Board size and firm complexity (individual measures)

Variable Coefficient Standard error P-value

Firm size .139 .0389 0.000*** Asset characteristics .473 .320 0.140 Leverage -.154 .052 0.003*** Current ratio -.510 .217 0.019** Growth -.002 .008 0.822 Board independence .628 .112 0.000*** CEO duality -.939 .111 0.000*** Adjusted R2 0.070 Sample size Highest VIF 1814 2.99

Board size is a continuous variable and will be calculated by the number of board of directors. The dependent variable firm size will be calculated as the logarithm of total assets. Asset characteristics will be calculated as the ratio of net property, plant and equipment. Leverage is the ratio of book value of total debt to book value of assets. Current ratio will be calculated as percentage. Growth is calculated as the market to book ratio. Intangible assets will be calculated as one minus the ratio of net PPE to book value of assets. CEO Duality is a dummy variable which equals one when the CEO also serves as board chairman, zero otherwise.
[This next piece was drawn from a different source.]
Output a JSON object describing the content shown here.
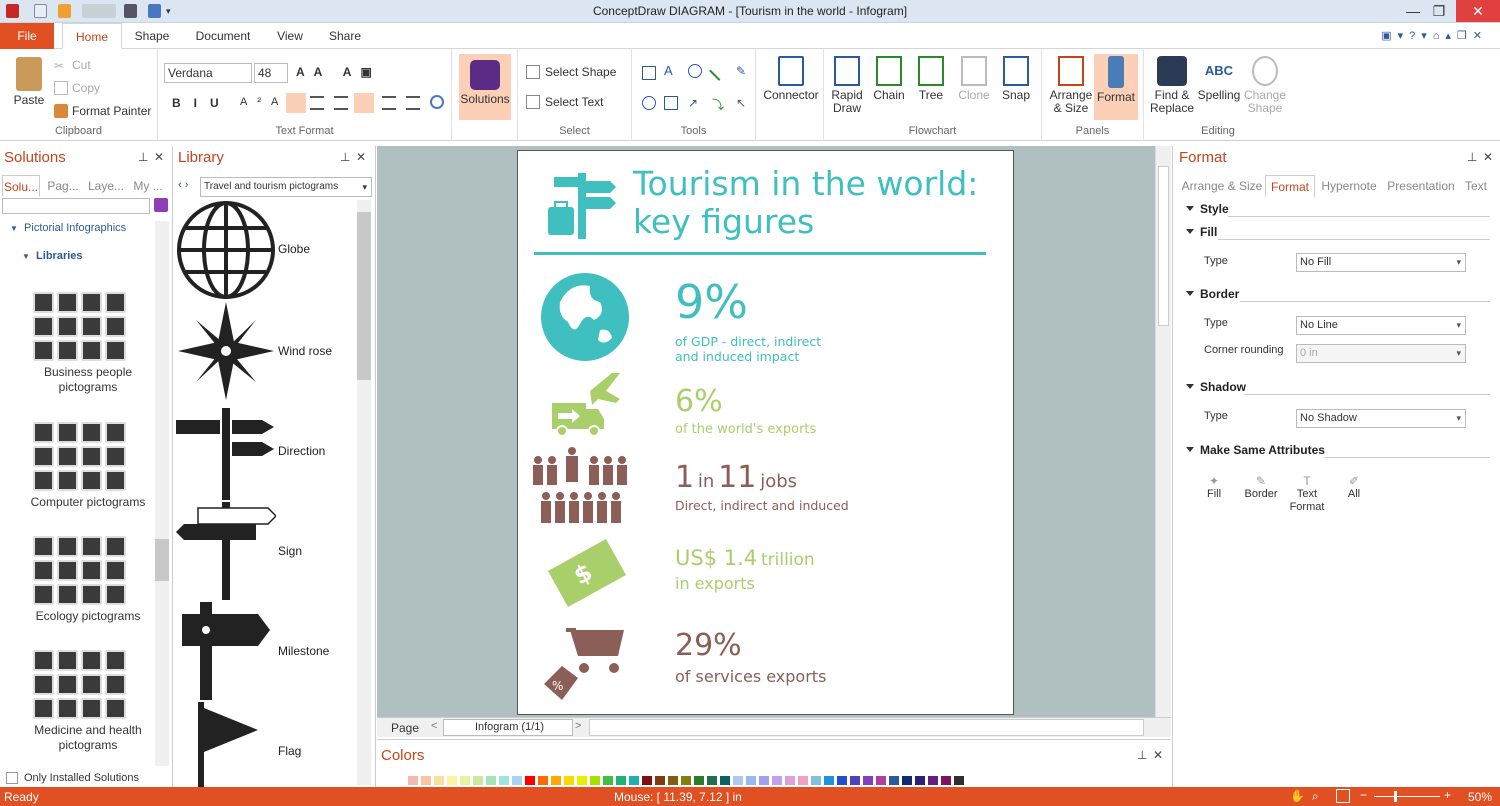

Board independence is also a dummy variable which equals one if at least two-third of directors are

independent. Financial data are averages over the period 2002–2006, gathered from the database COMPUSTAT. The governance data are gathered from ISS (formerly Risk metrics). The sample consists of

1,814 firms.

*, **, *** indicates significance level at respectively 10%, 5% and 1%

A concern with regard to above results is whether the measures of organizational complexity are jointly independent. If firm size, asset characteristics and leverage capture the same dimension of organizational complexity, the results may be biased. The Pearson correlation coefficients which are presented in the first paragraph of this chapter indicate that the complexity variables are correlated and significant at the 1% level. This indicates that these proxies are significantly collinear so including these variables in the same regression will bias the coefficient estimates and test statistics. I will address this in two different ways. First by using principal component analysis to capture one common factor from the variables to extract an organizational complexity factor (FirmComplexity1). The

components will be presented in Table 5. Second by using standardization analysis, which means that all variables will have a mean of 0 and a standard deviation of 1, where the output will be captured and transformed into a new variable (FirmComplexity2).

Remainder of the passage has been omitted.